US 12,443,798 B2
Methods and systems for preparing unstructured data for statistical analysis using electronic characters
Forrestt Severtson, Alpharetta, GA (US)
Assigned to STATE FARM MUTUAL AUTOMOBILE INSURANCE COMPANY, Bloomington, IL (US)
Filed by STATE FARM MUTUAL AUTOMOBILE INSURANCE COMPANY, Bloomington, IL (US)
Filed on Jun. 21, 2022, as Appl. No. 17/845,689.
Claims priority of provisional application 63/214,097, filed on Jun. 23, 2021.
Prior Publication US 2023/0023636 A1, Jan. 26, 2023
Int. Cl. G06F 40/295 (2020.01); G06N 5/022 (2023.01)

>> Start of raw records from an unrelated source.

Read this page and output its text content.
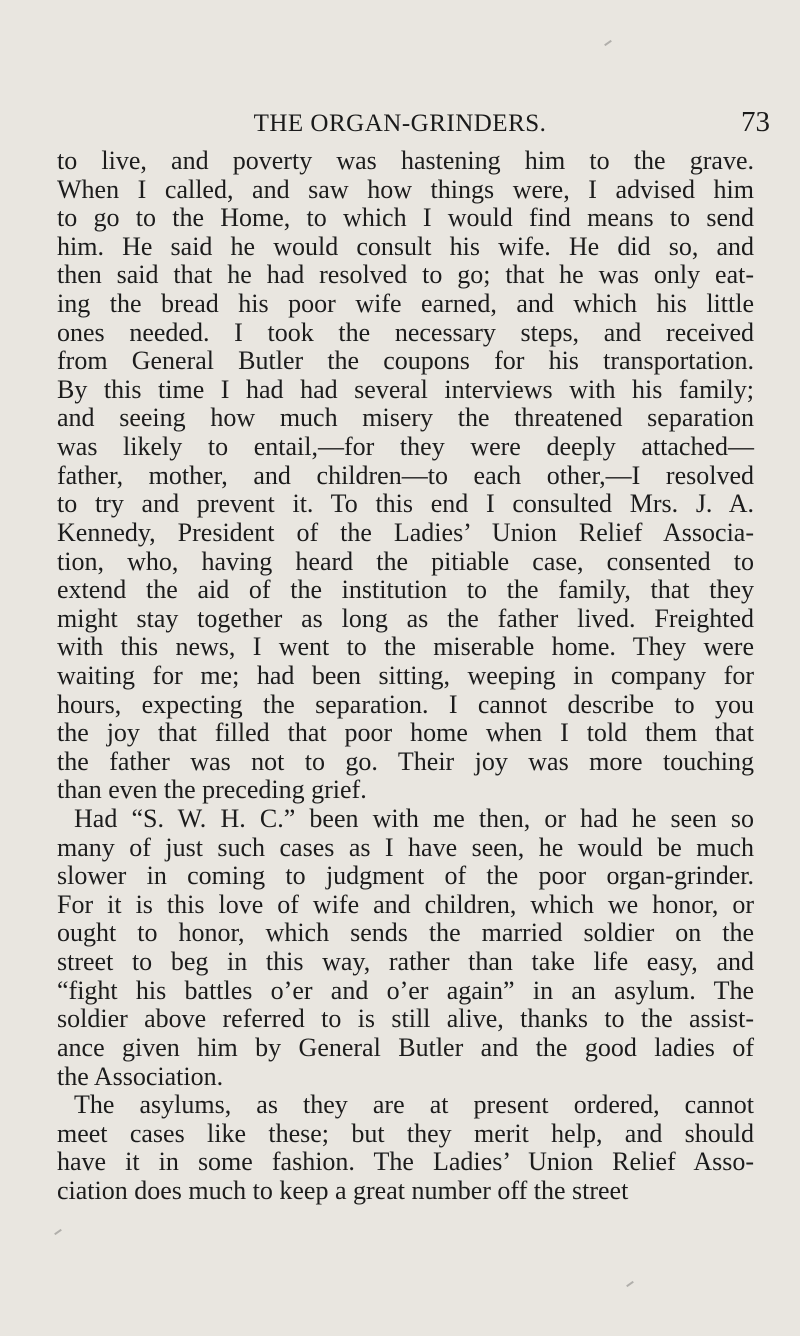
THE ORGAN-GRINDERS.	73
to live, and poverty was hastening him to the grave.
When I called, and saw how things were, I advised him
to go to the Home, to which I would find means to send
him. He said he would consult his wife. He did so, and
then said that he had resolved to go; that he was only eat-
ing the bread his poor wife earned, and which his little
ones needed. I took the necessary steps, and received
from General Butler the coupons for his transportation.
By this time I had had several interviews with his family;
and seeing how much misery the threatened separation
was likely to entail,—for they were deeply attached—
father, mother, and children—to each other,—I resolved
to try and prevent it. To this end I consulted Mrs. J. A.
Kennedy, President of the Ladies’ Union Relief Associa-
tion, who, having heard the pitiable case, consented to
extend the aid of the institution to the family, that they
might stay together as long as the father lived. Freighted
with this news, I went to the miserable home. They were
waiting for me; had been sitting, weeping in company for
hours, expecting the separation. I cannot describe to you
the joy that filled that poor home when I told them that
the father was not to go. Their joy was more touching
than even the preceding grief.
Had “S. W. H. C.” been with me then, or had he seen so
many of just such cases as I have seen, he would be much
slower in coming to judgment of the poor organ-grinder.
For it is this love of wife and children, which we honor, or
ought to honor, which sends the married soldier on the
street to beg in this way, rather than take life easy, and
“fight his battles o’er and o’er again” in an asylum. The
soldier above referred to is still alive, thanks to the assist-
ance given him by General Butler and the good ladies of
the Association.
The asylums, as they are at present ordered, cannot
meet cases like these; but they merit help, and should
have it in some fashion. The Ladies’ Union Relief Asso-
ciation does much to keep a great number off the street
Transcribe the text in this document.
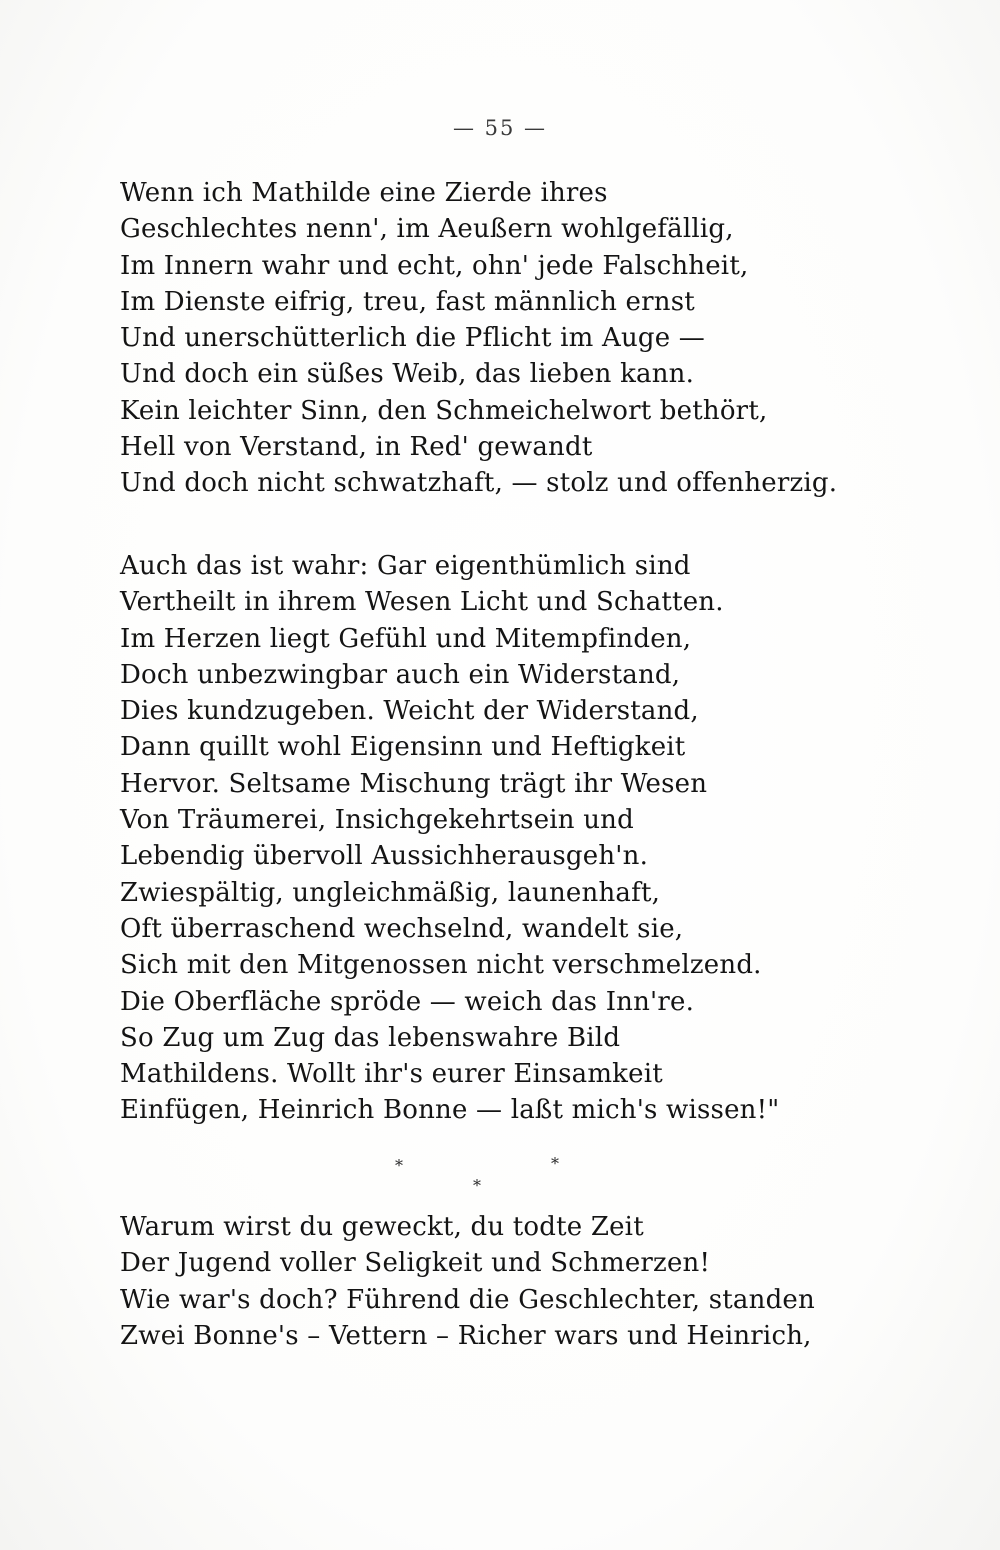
— 55 —
Wenn ich Mathilde eine Zierde ihres
Geschlechtes nenn', im Aeußern wohlgefällig,
Im Innern wahr und echt, ohn' jede Falschheit,
Im Dienste eifrig, treu, fast männlich ernst
Und unerschütterlich die Pflicht im Auge —
Und doch ein süßes Weib, das lieben kann.
Kein leichter Sinn, den Schmeichelwort bethört,
Hell von Verstand, in Red' gewandt
Und doch nicht schwatzhaft, — stolz und offenherzig.
Auch das ist wahr: Gar eigenthümlich sind
Vertheilt in ihrem Wesen Licht und Schatten.
Im Herzen liegt Gefühl und Mitempfinden,
Doch unbezwingbar auch ein Widerstand,
Dies kundzugeben. Weicht der Widerstand,
Dann quillt wohl Eigensinn und Heftigkeit
Hervor. Seltsame Mischung trägt ihr Wesen
Von Träumerei, Insichgekehrtsein und
Lebendig übervoll Aussichherausgeh'n.
Zwiespältig, ungleichmäßig, launenhaft,
Oft überraschend wechselnd, wandelt sie,
Sich mit den Mitgenossen nicht verschmelzend.
Die Oberfläche spröde — weich das Inn're.
So Zug um Zug das lebenswahre Bild
Mathildens. Wollt ihr's eurer Einsamkeit
Einfügen, Heinrich Bonne — laßt mich's wissen!"
*	*
*
Warum wirst du geweckt, du todte Zeit
Der Jugend voller Seligkeit und Schmerzen!
Wie war's doch? Führend die Geschlechter, standen
Zwei Bonne's – Vettern – Richer wars und Heinrich,
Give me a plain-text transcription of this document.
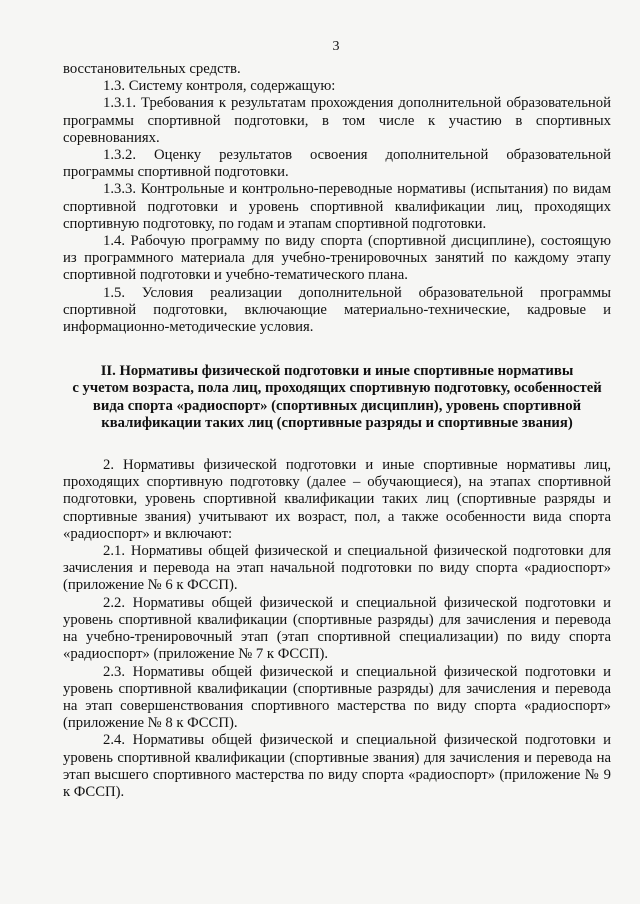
3

восстановительных средств.

1.3. Систему контроля, содержащую:

1.3.1. Требования к результатам прохождения дополнительной образовательной программы спортивной подготовки, в том числе к участию в спортивных соревнованиях.

1.3.2. Оценку результатов освоения дополнительной образовательной программы спортивной подготовки.

1.3.3. Контрольные и контрольно-переводные нормативы (испытания) по видам спортивной подготовки и уровень спортивной квалификации лиц, проходящих спортивную подготовку, по годам и этапам спортивной подготовки.

1.4. Рабочую программу по виду спорта (спортивной дисциплине), состоящую из программного материала для учебно-тренировочных занятий по каждому этапу спортивной подготовки и учебно-тематического плана.

1.5. Условия реализации дополнительной образовательной программы спортивной подготовки, включающие материально-технические, кадровые и информационно-методические условия.

II. Нормативы физической подготовки и иные спортивные нормативы
с учетом возраста, пола лиц, проходящих спортивную подготовку, особенностей
вида спорта «радиоспорт» (спортивных дисциплин), уровень спортивной
квалификации таких лиц (спортивные разряды и спортивные звания)

2. Нормативы физической подготовки и иные спортивные нормативы лиц, проходящих спортивную подготовку (далее – обучающиеся), на этапах спортивной подготовки, уровень спортивной квалификации таких лиц (спортивные разряды и спортивные звания) учитывают их возраст, пол, а также особенности вида спорта «радиоспорт» и включают:

2.1. Нормативы общей физической и специальной физической подготовки для зачисления и перевода на этап начальной подготовки по виду спорта «радиоспорт» (приложение № 6 к ФССП).

2.2. Нормативы общей физической и специальной физической подготовки и уровень спортивной квалификации (спортивные разряды) для зачисления и перевода на учебно-тренировочный этап (этап спортивной специализации) по виду спорта «радиоспорт» (приложение № 7 к ФССП).

2.3. Нормативы общей физической и специальной физической подготовки и уровень спортивной квалификации (спортивные разряды) для зачисления и перевода на этап совершенствования спортивного мастерства по виду спорта «радиоспорт» (приложение № 8 к ФССП).

2.4. Нормативы общей физической и специальной физической подготовки и уровень спортивной квалификации (спортивные звания) для зачисления и перевода на этап высшего спортивного мастерства по виду спорта «радиоспорт» (приложение № 9 к ФССП).
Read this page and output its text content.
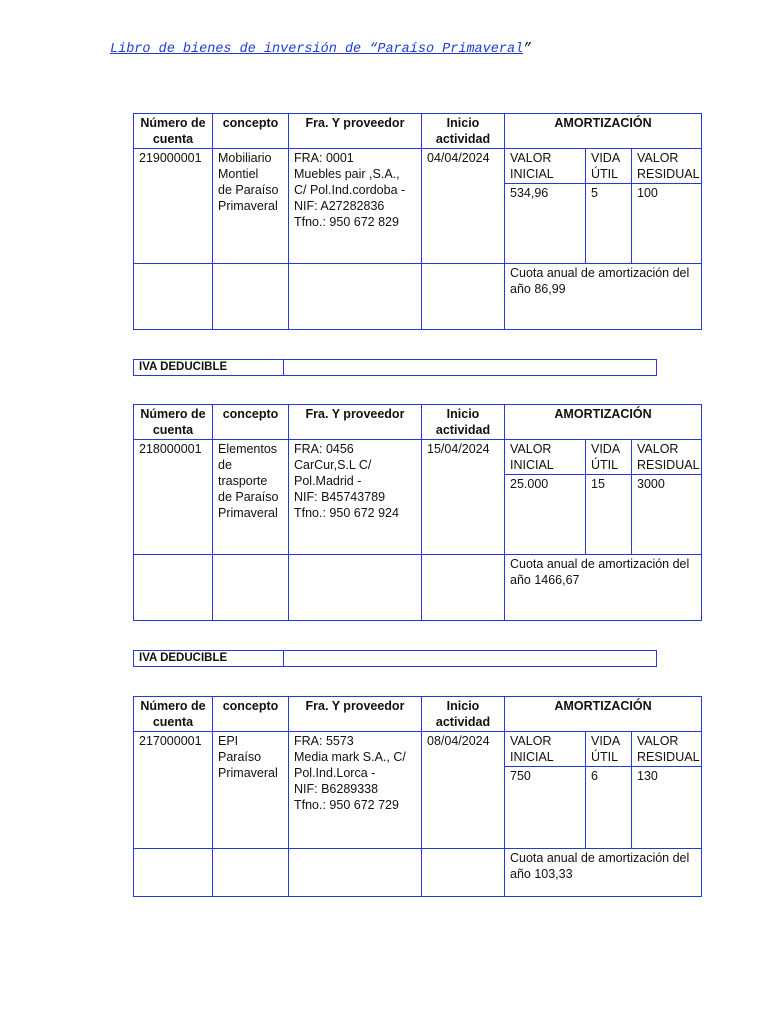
Libro de bienes de inversión de “Paraíso Primaveral”
Número de cuenta	concepto	Fra. Y proveedor	Inicio actividad	AMORTIZACIÓN		
219000001	Mobiliario
Montiel
de Paraíso
Primaveral	FRA: 0001
Muebles pair ,S.A.,
C/ Pol.Ind.cordoba -
NIF: A27282836
Tfno.: 950 672 829	04/04/2024	VALOR INICIAL	VIDA ÚTIL	VALOR RESIDUAL
				534,96	5	100
				Cuota anual de amortización del año 86,99		
IVA DEDUCIBLE	
Número de cuenta	concepto	Fra. Y proveedor	Inicio actividad	AMORTIZACIÓN		
218000001	Elementos
de
trasporte
de Paraíso
Primaveral	FRA: 0456
CarCur,S.L C/
Pol.Madrid -
NIF: B45743789
Tfno.: 950 672 924	15/04/2024	VALOR INICIAL	VIDA ÚTIL	VALOR RESIDUAL
				25.000	15	3000
				Cuota anual de amortización del año 1466,67		
IVA DEDUCIBLE	
Número de cuenta	concepto	Fra. Y proveedor	Inicio actividad	AMORTIZACIÓN		
217000001	EPI
Paraíso
Primaveral	FRA: 5573
Media mark S.A., C/
Pol.Ind.Lorca -
NIF: B6289338
Tfno.: 950 672 729	08/04/2024	VALOR INICIAL	VIDA ÚTIL	VALOR RESIDUAL
				750	6	130
				Cuota anual de amortización del año 103,33		
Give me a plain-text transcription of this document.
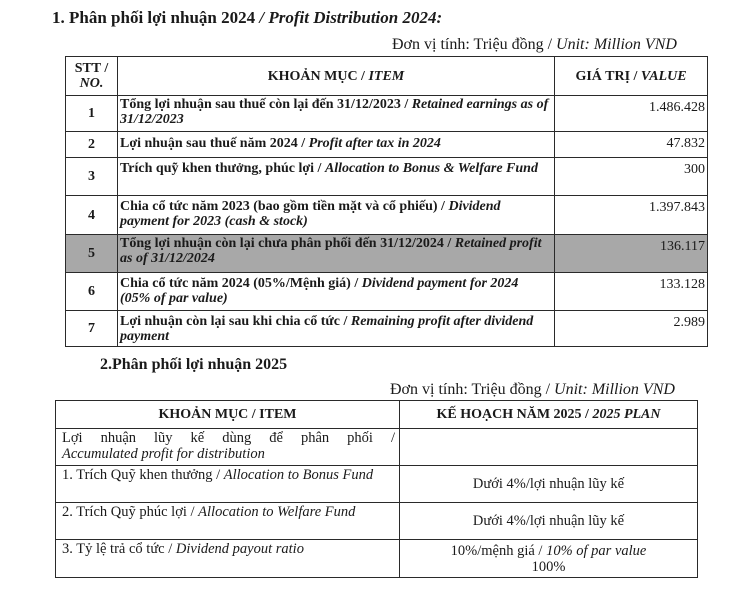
1. Phân phối lợi nhuận 2024 / Profit Distribution 2024:
Đơn vị tính: Triệu đồng / Unit: Million VND
STT /
NO.	KHOẢN MỤC / ITEM	GIÁ TRỊ / VALUE
1	Tổng lợi nhuận sau thuế còn lại đến 31/12/2023 / Retained earnings as of 31/12/2023	1.486.428
2	Lợi nhuận sau thuế năm 2024 / Profit after tax in 2024	47.832
3	Trích quỹ khen thưởng, phúc lợi / Allocation to Bonus & Welfare Fund	300
4	Chia cổ tức năm 2023 (bao gồm tiền mặt và cổ phiếu) / Dividend payment for 2023 (cash & stock)	1.397.843
5	Tổng lợi nhuận còn lại chưa phân phối đến 31/12/2024 / Retained profit as of 31/12/2024	136.117
6	Chia cổ tức năm 2024 (05%/Mệnh giá) / Dividend payment for 2024 (05% of par value)	133.128
7	Lợi nhuận còn lại sau khi chia cổ tức / Remaining profit after dividend payment	2.989
2.Phân phối lợi nhuận 2025
Đơn vị tính: Triệu đồng / Unit: Million VND
KHOẢN MỤC / ITEM	KẾ HOẠCH NĂM 2025 / 2025 PLAN

Lợi nhuận lũy kế dùng để phân phối /
Accumulated profit for distribution	

1. Trích Quỹ khen thưởng / Allocation to Bonus Fund	Dưới 4%/lợi nhuận lũy kế
2. Trích Quỹ phúc lợi / Allocation to Welfare Fund	Dưới 4%/lợi nhuận lũy kế
3. Tỷ lệ trả cổ tức / Dividend payout ratio	10%/mệnh giá / 10% of par value
100%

CPC G06F 40/295 (2020.01) [G06N 5/022 (2013.01)] 20 Claims
OG exemplary drawing
 
1. A method for preparing unstructured data for machine learning analysis, the method comprising:
receiving, by one or more processors, data representing a plurality of processes;
analyzing, by the one or more processors, the data to identify, for each process of the plurality of processes, a time-ordered sequence of events that occurred during the process;
generating, by the one or processors, a plurality of emoji sequences by, for each process of the plurality of processes, generating an emoji sequence, each emoji in the emoji sequence representing an event of the events that occurred during the process, and the emoji sequence ordered in accordance with the time-ordered sequence;
generating, by the one or more processors, graphical representations of the plurality of emoji character sequences, the graphical representations including information about the order in which emojis occur in each emoji sequence;
generating, by the one or more processors, a plurality of feature vectors corresponding to the respective plurality of emoji sequences, the plurality of feature vectors including information based on the graphical representations; and
applying, by the one or more processors, a machine learning technique to the plurality of feature vectors.